Çalışma süresinin giderek artması ve işletmelerde giderek daha az işçinin istihdam edilmesi olayı bunun belirgin sonucudur.
TÜİK verileri, işsizlik olayında daha çok Kadınların ve gençlerin etkilendiğini gösteriyor. Bu durum tesadüfi bir olgu değil, tamamıyla hükümetin ve sermayenin istihdam politikalarının sonucudur. Örneğin 15-24 genç yaş aralığında işsizlik, yüzde 24.5 oranıyla dikkati çekiyor. Kısacası dört gençten biri işsizdir. Kadın işsizliğinde ise yüzde otuzlar yakalandı.
Kırsal kesimde tarım sektöründeki krizle birlikte işsizlerin kentlere göç etmesi, turizm ve hizmet sektöründe istihdam olanaklarının gerilemesi işsizlik artışında önemli nedenlerdendir.
Kürt illerindeki çatışmalı toplumsal koşulların göçü tetiklediği biliniyor. Suriye’deki savaş ve bölgede komşu ülkelerle gergin ilişkiler faktörler olarak yaşamımızda yer almaktadır. Bu nedenle Suriye, Irak, Afganistan vb ülkelerden gelen mültecilerin de işsizler ordusunu artırdığını belirtelim. Suriyelilerin, ucuz ve kaçak çalıştırıldığı biliniyor.

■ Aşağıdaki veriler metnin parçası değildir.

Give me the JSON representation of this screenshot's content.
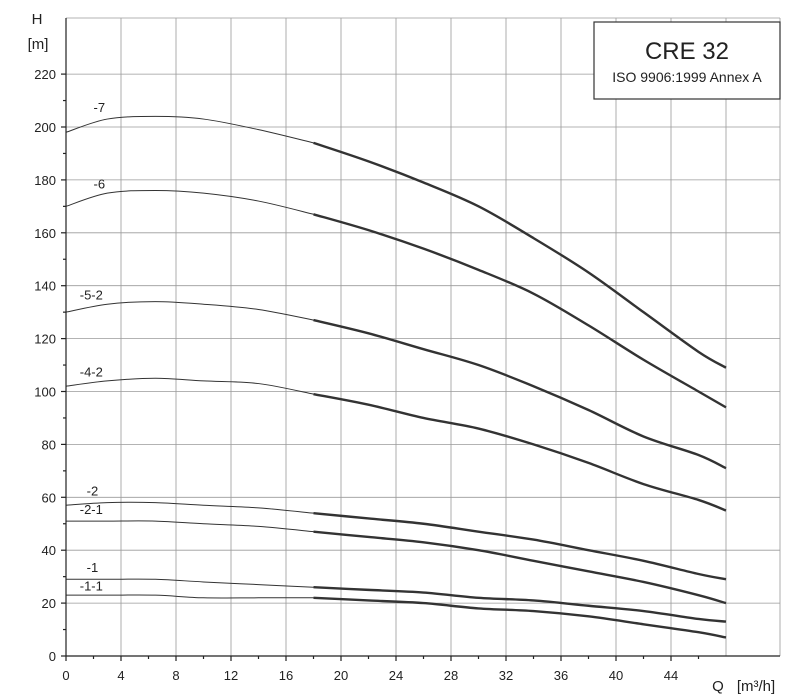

Çalışma süresinin artması Türkiye çalışma yaşamında dikkat çeken çok önemli bir unsurdur. Çalışma saatleri artık haftalık 45 saat aşmış ortalama 52-54 saatlik süreye hatta bazı sektörlerde de günlük 7.5 saatlik çalışma süresi 11-12 saate ulaşmış durumdadır. Dolayısıyla çalışma süresinin uzaması işsizliği olumsuz olarak etkilemektedir.
İşsizlik belasından kurtulmak mümkün değil midir?
Kapitalist ekonomik-toplumsal yapıda işsizlik sorunu çözümlenmez. İşsizlik için mevcut kapitalist toplumsal yapı dışında, yeni bir toplumsal sistem ve çalışma yaşamı şarttır. Toplumsal dayanışma eksenli yöntemler esas alınmalıdır. Örneğin temek bir kural işçi sömürüsüne son verilmesidir.
Herkesin çalışması için herkesin daha az süreli çalışması.
Ülkemizde özellikle uzak durulan ve fakat kendisini çok hissettiren bir toplumsal dayanışma politikasından söz etmeliyiz. Herkesin çalışması için herkesin daha az süreli çalışması anlayışı, bir çalışma yaşamı kuralı olarak kabul edilmediği için işsizlik artışı ve yedek-ucuz işsizlik olayın, kronik hastalık gibi sürmesine hizmet edilmektedir.
Sermaye ve AKP hükümeti, işsizliğin azaltılması ve istihdamda kalıcı ve güvenceli artışın sağlanmasına yönelik politikalardan uzaktadır. Emekten ve emek haklarından yana olmayan politikalar zorla dayatılmakta ve sürdürülmesinde de ısrar edilmektedir.
Örneğin kamu yatırımlarının ve istihdamının artırılması yanı sıra çalışma sürelerinin azaltılması temel yönelim olarak gündeme alınması doğrudur. Çalışma süresinin örneğin haftalık 45 saat değil 37.5 bandına ve daha aşağılara çekilmesi, temel ekonomi- politika olarak benimsenmesi ve uygulanması kaçınılmazdır.
İşsizliğe karşı İnsanca çalışma koşulları ve insana yaraşır iş yaklaşımı temel alınmalıdır.
Bu konuyla bağlantılı olarak birkaç temel noktaya değinmek gerekiyor.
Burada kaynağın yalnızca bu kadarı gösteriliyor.